All year long, the majority of my in-class time is spent doing quantitative demonstrations, in which the solution to an example problem is verified live in class via measurement.  Each demonstration seems to end the same way: I perform the measurement, we all see that the measurement matches the prediction within 10% or so... everyone exhales, and I say "Physics Works."

It's not a problem, per se, but by November or so the novelty of my approach has worn off.  Instead of bright shiny faces anticipating whether or not the experiment will match the prediction, I start to see resignation:  "Yeah, physics works, I know, we've done this a million times."  I've got to throw a changeup.

Once we've introduced the force and potential energy of a spring, I set up what looks like a routine quantitative demonstration.  I hang a mass from a spring, as shown in the diagram.  I determine the spring constant via the 5-second method that I discuss in this post.  This particular spring (the one on the left in the picture) has a spring constant of about 7 N/m.

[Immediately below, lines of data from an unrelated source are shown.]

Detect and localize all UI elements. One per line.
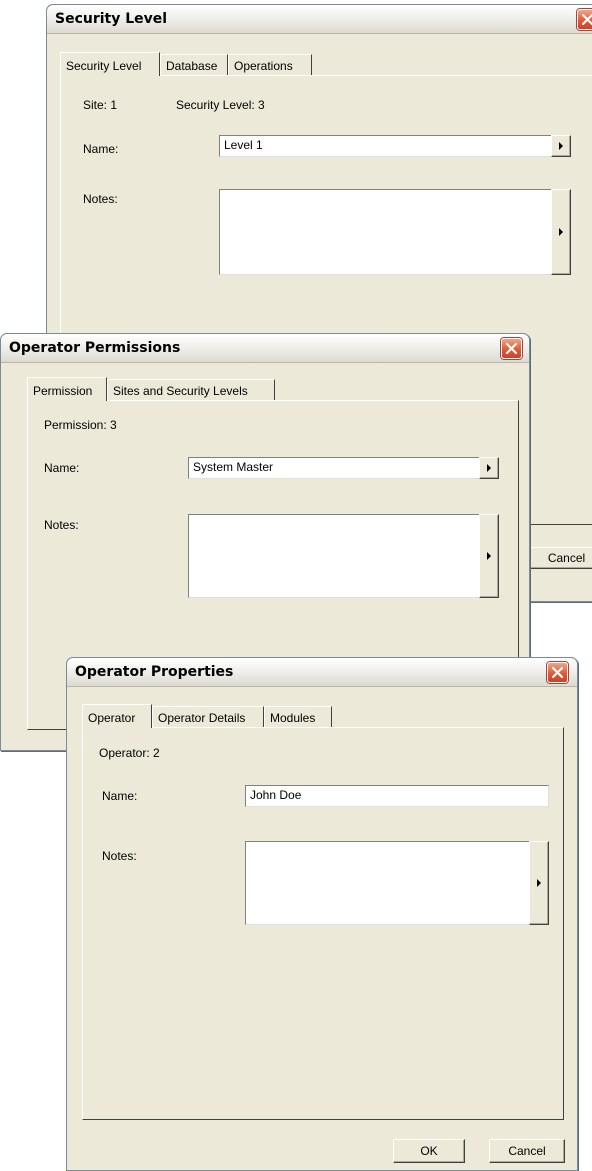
cancel-button[interactable]: Cancel bbox=[489, 1139, 565, 1163]
security-level-titlebar[interactable]: Security Level bbox=[47, 5, 592, 34]
close-button[interactable] bbox=[501, 338, 522, 359]
arrow-right-icon bbox=[537, 879, 541, 887]
site-label: Site: 1 bbox=[83, 98, 118, 112]
notes-field[interactable] bbox=[188, 514, 480, 598]
tab-permission[interactable]: Permission bbox=[27, 377, 107, 401]
ok-button[interactable]: OK bbox=[393, 1139, 465, 1163]
cancel-button[interactable]: Cancel bbox=[529, 547, 592, 569]
arrow-right-icon bbox=[487, 464, 491, 472]
tab-strip: Permission Sites and Security Levels bbox=[27, 377, 507, 401]
tab-database[interactable]: Database bbox=[160, 54, 228, 76]
close-button[interactable] bbox=[577, 9, 592, 30]
tab-operator-details[interactable]: Operator Details bbox=[152, 706, 264, 728]
window-title: Operator Properties bbox=[75, 664, 234, 680]
name-expand-button[interactable] bbox=[551, 135, 571, 157]
close-button[interactable] bbox=[547, 662, 568, 683]
tab-security-level[interactable]: Security Level bbox=[60, 52, 160, 76]
name-field[interactable]: John Doe bbox=[245, 785, 549, 807]
name-field[interactable]: System Master bbox=[188, 457, 480, 479]
arrow-right-icon bbox=[487, 552, 491, 560]
close-icon bbox=[505, 342, 518, 355]
notes-expand-button[interactable] bbox=[529, 841, 549, 925]
tab-strip: Operator Operator Details Modules bbox=[82, 704, 552, 728]
notes-expand-button[interactable] bbox=[551, 189, 571, 275]
tab-modules[interactable]: Modules bbox=[264, 706, 332, 728]
tab-strip: Security Level Database Operations bbox=[60, 52, 590, 76]
operator-label: Operator: 2 bbox=[99, 746, 160, 760]
close-icon bbox=[581, 13, 592, 26]
arrow-right-icon bbox=[559, 228, 563, 236]
name-label: Name: bbox=[83, 142, 119, 156]
notes-field[interactable] bbox=[219, 189, 555, 275]
name-field[interactable]: Level 1 bbox=[219, 135, 555, 157]
close-icon bbox=[551, 666, 564, 679]
name-label: Name: bbox=[102, 789, 138, 803]
notes-label: Notes: bbox=[44, 518, 79, 532]
notes-field[interactable] bbox=[245, 841, 533, 925]
notes-label: Notes: bbox=[83, 192, 118, 206]
tab-operator[interactable]: Operator bbox=[82, 704, 152, 728]
name-label: Name: bbox=[44, 461, 80, 475]
tab-operations[interactable]: Operations bbox=[228, 54, 312, 76]
notes-expand-button[interactable] bbox=[479, 514, 499, 598]
name-expand-button[interactable] bbox=[479, 457, 499, 479]
window-title: Security Level bbox=[55, 11, 168, 27]
operator-properties-window: Operator Properties Operator Operator De… bbox=[66, 657, 578, 1171]
arrow-right-icon bbox=[559, 142, 563, 150]
operator-permissions-titlebar[interactable]: Operator Permissions bbox=[1, 334, 529, 363]
name-value: Level 1 bbox=[224, 138, 263, 152]
notes-label: Notes: bbox=[102, 849, 137, 863]
operator-properties-titlebar[interactable]: Operator Properties bbox=[67, 658, 577, 687]
name-value: System Master bbox=[193, 460, 274, 474]
permission-label: Permission: 3 bbox=[44, 418, 117, 432]
name-value: John Doe bbox=[250, 788, 302, 802]
security-level-label: Security Level: 3 bbox=[176, 98, 265, 112]
window-title: Operator Permissions bbox=[9, 340, 181, 356]
tab-sites-and-security-levels[interactable]: Sites and Security Levels bbox=[107, 379, 275, 401]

Next, I hang 100 g of mass from the spring, and allow the spring to come to rest.  Using F=kx, I derive that the mass should stretch the spring by 14 cm; sure enough, a ruler placed alongside the spring shows 14 cm of stretch.  Physics works.

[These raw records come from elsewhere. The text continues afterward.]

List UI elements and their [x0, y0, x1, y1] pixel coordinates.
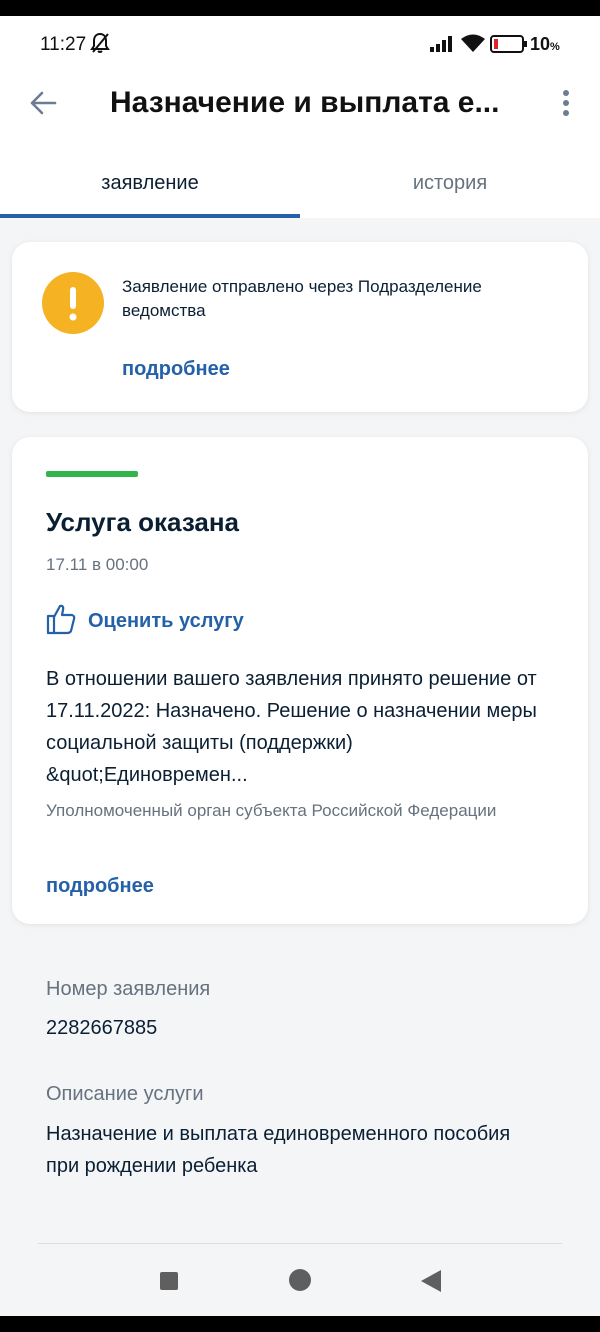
thumbs-up-icon [46, 603, 76, 640]
rate-service-button[interactable]: Оценить услугу [46, 604, 244, 638]
nav-recents-icon[interactable] [160, 1272, 178, 1290]
signal-icon [430, 36, 454, 57]
exclamation-icon [42, 272, 104, 334]
status-time: 11:27 [40, 34, 87, 55]
app-header: Назначение и выплата е... [0, 72, 600, 152]
wifi-icon [460, 33, 486, 58]
decision-text: В отношении вашего заявления принято реш… [46, 668, 537, 786]
more-vert-icon[interactable] [556, 88, 576, 120]
battery-icon [490, 35, 528, 58]
screen-bottom-edge [0, 1316, 600, 1332]
status-bar: 11:27 10% [0, 16, 600, 72]
nav-home-icon[interactable] [289, 1269, 311, 1291]
application-number-label: Номер заявления [46, 978, 211, 1000]
status-date: 17.11 в 00:00 [46, 555, 149, 574]
application-number-value: 2282667885 [46, 1017, 158, 1039]
battery-level: 10% [530, 34, 560, 54]
service-description-value: Назначение и выплата единовременного пос… [46, 1123, 511, 1177]
status-title: Услуга оказана [46, 507, 240, 537]
page-title: Назначение и выплата е... [110, 86, 500, 119]
tab-application[interactable]: заявление [0, 172, 300, 195]
organization-text: Уполномоченный орган субъекта Российской… [46, 801, 497, 820]
notice-text: Заявление отправлено через Подразделение… [122, 277, 482, 320]
notice-more-link[interactable]: подробнее [122, 358, 230, 381]
nav-back-icon[interactable] [420, 1269, 442, 1298]
notice-card: Заявление отправлено через Подразделение… [12, 242, 588, 412]
status-more-link[interactable]: подробнее [46, 875, 154, 898]
back-arrow-icon[interactable] [28, 88, 58, 118]
tab-history[interactable]: история [300, 172, 600, 195]
bell-off-icon [90, 32, 110, 59]
active-tab-indicator [0, 214, 300, 218]
tab-bar: заявление история [0, 152, 600, 218]
status-card: Услуга оказана 17.11 в 00:00 Оценить усл… [12, 437, 588, 924]
system-nav-bar [0, 1244, 600, 1316]
service-description-label: Описание услуги [46, 1083, 204, 1105]
screen-top-edge [0, 0, 600, 16]
status-indicator [46, 471, 138, 477]
rate-service-label: Оценить услугу [88, 609, 244, 632]
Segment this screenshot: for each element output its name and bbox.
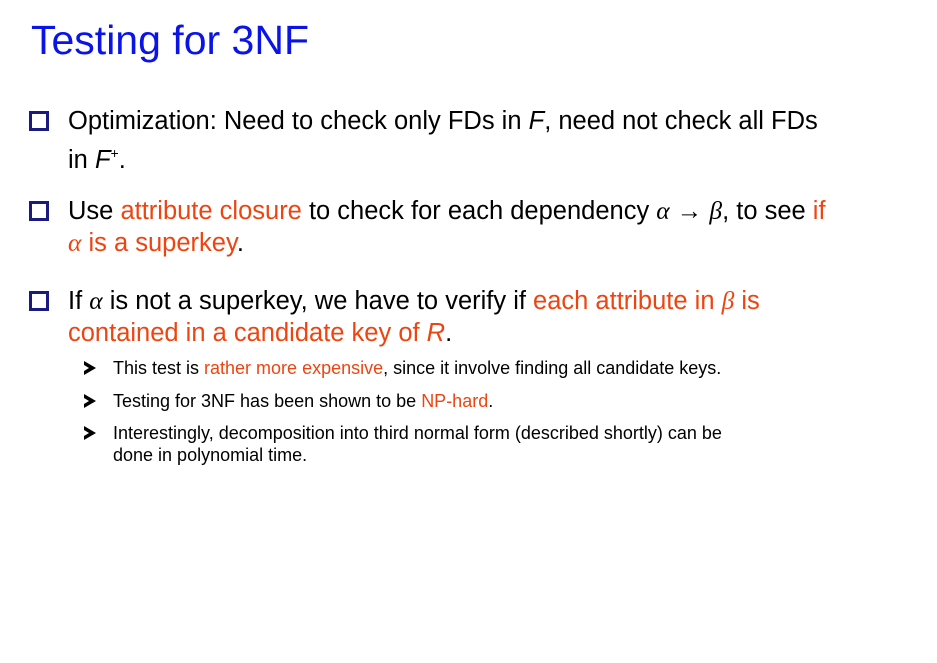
subbullet-line: Interestingly, decomposition into third …	[113, 423, 722, 443]
bullet-line: in F+.	[68, 145, 126, 174]
fd-closure-f: F	[94, 146, 111, 174]
alpha-symbol: α	[68, 228, 82, 257]
highlight-np-hard: NP-hard	[421, 391, 489, 411]
bullet-line: Optimization: Need to check only FDs in …	[68, 107, 818, 135]
highlight-attribute-closure: attribute closure	[120, 197, 302, 225]
highlight-expensive: rather more expensive	[204, 358, 384, 378]
bullet-line: α is a superkey.	[68, 228, 244, 257]
alpha-symbol: α	[89, 286, 103, 315]
bullet-optimization: Optimization: Need to check only FDs in …	[29, 105, 908, 176]
arrowhead-icon	[84, 361, 96, 375]
bullet-line: If α is not a superkey, we have to verif…	[68, 286, 760, 315]
bullet-candidate-key: If α is not a superkey, we have to verif…	[29, 285, 908, 349]
bullet-line: contained in a candidate key of R.	[68, 319, 453, 347]
bullet-line: Use attribute closure to check for each …	[68, 196, 826, 225]
highlight-superkey: is a superkey	[81, 229, 237, 257]
fd-set-f: F	[528, 107, 545, 135]
bullet-attribute-closure: Use attribute closure to check for each …	[29, 195, 908, 259]
beta-symbol: β	[709, 196, 723, 225]
subbullet-expensive: This test is rather more expensive, sinc…	[84, 357, 893, 379]
beta-symbol: β	[721, 286, 735, 315]
checkbox-square-icon	[29, 111, 49, 131]
arrow-symbol: →	[676, 196, 703, 225]
checkbox-square-icon	[29, 201, 49, 221]
arrowhead-icon	[84, 394, 96, 408]
checkbox-square-icon	[29, 291, 49, 311]
arrowhead-icon	[84, 426, 96, 440]
relation-r: R	[426, 319, 446, 347]
alpha-symbol: α	[656, 196, 670, 225]
subbullet-polynomial: Interestingly, decomposition into third …	[84, 422, 893, 466]
page-title: Testing for 3NF	[31, 17, 309, 63]
plus-superscript: +	[110, 145, 119, 161]
subbullet-np-hard: Testing for 3NF has been shown to be NP-…	[84, 390, 893, 412]
subbullet-line: done in polynomial time.	[113, 445, 308, 465]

Now, I use the ruler to measure an additional 5 cm of stretch beyond the equilibrium position.  The question: After I release the mass from rest, what will its speed be when it passes through the equilibrium position again?

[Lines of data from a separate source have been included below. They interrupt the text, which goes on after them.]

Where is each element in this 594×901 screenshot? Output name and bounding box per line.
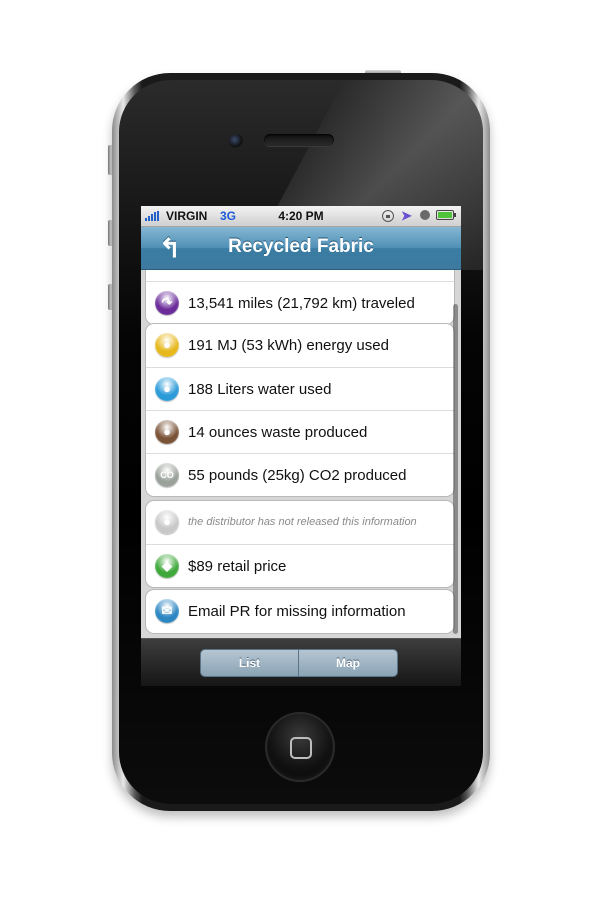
list-item-label: 55 pounds (25kg) CO2 produced bbox=[188, 467, 407, 484]
info-group: ● the distributor has not released this i… bbox=[145, 500, 455, 588]
stats-list[interactable]: ↷ 13,541 miles (21,792 km) traveled ● 191 … bbox=[141, 270, 461, 638]
co2-icon: CO bbox=[155, 463, 179, 487]
earpiece-speaker bbox=[264, 134, 334, 146]
home-button[interactable] bbox=[265, 712, 335, 782]
list-item-label: 13,541 miles (21,792 km) traveled bbox=[188, 295, 415, 312]
lightbulb-icon: ● bbox=[155, 333, 179, 357]
travel-group: ↷ 13,541 miles (21,792 km) traveled bbox=[145, 270, 455, 325]
list-item[interactable]: ✉ Email PR for missing information bbox=[146, 590, 454, 633]
list-item-label: 188 Liters water used bbox=[188, 381, 332, 398]
price-tag-icon: ◆ bbox=[155, 554, 179, 578]
list-item[interactable]: ● 188 Liters water used bbox=[146, 367, 454, 410]
list-item[interactable]: ● 191 MJ (53 kWh) energy used bbox=[146, 324, 454, 367]
bottom-toolbar: List Map bbox=[141, 638, 461, 686]
list-view-button[interactable]: List bbox=[200, 649, 299, 677]
list-item[interactable]: CO 55 pounds (25kg) CO2 produced bbox=[146, 453, 454, 496]
thumbs-icon: ● bbox=[155, 510, 179, 534]
list-item[interactable]: ◆ $89 retail price bbox=[146, 544, 454, 587]
list-item[interactable]: ↷ 13,541 miles (21,792 km) traveled bbox=[146, 281, 454, 324]
alarm-clock-icon bbox=[420, 210, 430, 220]
water-drop-icon: ● bbox=[155, 377, 179, 401]
navigation-bar: ↰ Recycled Fabric bbox=[141, 227, 461, 270]
email-icon: ✉ bbox=[155, 599, 179, 623]
list-item-label: the distributor has not released this in… bbox=[188, 516, 417, 528]
phone-screen: VIRGIN 3G 4:20 PM ➤ ↰ Recycled Fabric ↷ 1… bbox=[141, 206, 461, 686]
list-item[interactable]: ● 14 ounces waste produced bbox=[146, 410, 454, 453]
waste-bag-icon: ● bbox=[155, 420, 179, 444]
status-bar: VIRGIN 3G 4:20 PM ➤ bbox=[141, 206, 461, 227]
list-item-label: 191 MJ (53 kWh) energy used bbox=[188, 337, 389, 354]
map-view-button[interactable]: Map bbox=[299, 649, 398, 677]
page-title: Recycled Fabric bbox=[228, 236, 374, 257]
status-time: 4:20 PM bbox=[278, 209, 324, 223]
location-arrow-icon: ➤ bbox=[401, 208, 412, 223]
front-camera bbox=[229, 134, 243, 148]
lock-rotation-icon bbox=[382, 210, 394, 222]
list-item-label: $89 retail price bbox=[188, 558, 287, 575]
battery-icon bbox=[436, 210, 456, 220]
list-item-label: 14 ounces waste produced bbox=[188, 424, 368, 441]
scrollbar[interactable] bbox=[453, 304, 458, 634]
travel-icon: ↷ bbox=[155, 291, 179, 315]
list-item[interactable]: ● the distributor has not released this i… bbox=[146, 501, 454, 544]
home-square-icon bbox=[290, 737, 312, 759]
scrolled-off-row bbox=[146, 270, 454, 281]
impact-group: ● 191 MJ (53 kWh) energy used ● 188 Liters … bbox=[145, 323, 455, 497]
contact-group: ✉ Email PR for missing information bbox=[145, 589, 455, 634]
list-item-label: Email PR for missing information bbox=[188, 603, 406, 620]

[Note to readers before you flame me about these next couple of paragraphs:  Keep reading.  Trust me.]

I use the force on a spring equation, F=kx, to calculate the force on the mass to be (7 N/m)(0.05 m) = 0.35 N.  Then, Fnet = ma, so the acceleration of the mass is (0.35 N)/(0.10 kg) = 3.5 m/s2.

I take a brief interlude, if someone asks, to (correctly) explain that with a vertical spring, it's completely correct and most simple to treat it as if it were a horizontal spring, but with the x = 0 position at the place where the mass would hang at rest.  In other words, it is acceptable to consider that the spring force kx is the net force, as long as we define x = 0 at the resting position.

Now we have enough information to make a kinematics chart.  The mass starts from rest, its acceleration is 3.5 m/s2 and it will move a distance of 5 cm.  Using the kinematics equation v2 = vo2 + 2ax, the speed at the equilibrium position is 0.59 m/s, or 59 cm/s.

"How do we verify this prediction?" I ask the class.  They quickly and accurately tell me to place a motion detector below the mass, and to look at the velocity-time graph.  I do so, I read the v-t graph, and I see that it says about 40 cm/s.  Physics wor------  oops.  Physics DOESN'T work.

All year, I've conditioned the class to expect measurements accurate to 10 or 15%.  I'm not even getting within 30% this time... that's not a matter of "experimental error," especially when I try again and get the same result; or even more especially when I try it with the other spring, and I'm still off by more than 30%.  So, why didn't physics work?

Despite the desperate grasping at straws from some students, someone usually comes up with the right answer:  I used kinematics when acceleration was not constant.  The force of the spring was only 0.35 N immediately after release.  As the spring compressed, the spring force got smaller by F = kx.  So the acceleration got smaller.  So the mass didn't speed up as rapidly, and ended up going less than 59 cm/s.

How do we solve this problem correctly?  Using conservation of energy, of course.  Spring potential energy is converted to kinetic energy, 1/2 kx2 = 1/2 mv2.  Solving, I get v = 41 cm/s.  Now, physics works.

Side note:  Sure, occasionally a student will try to stop me from using kinematics with changing acceleration.  My response is a quick "shhh!!!," Dr. Evil Style, but with a smile.

GCJ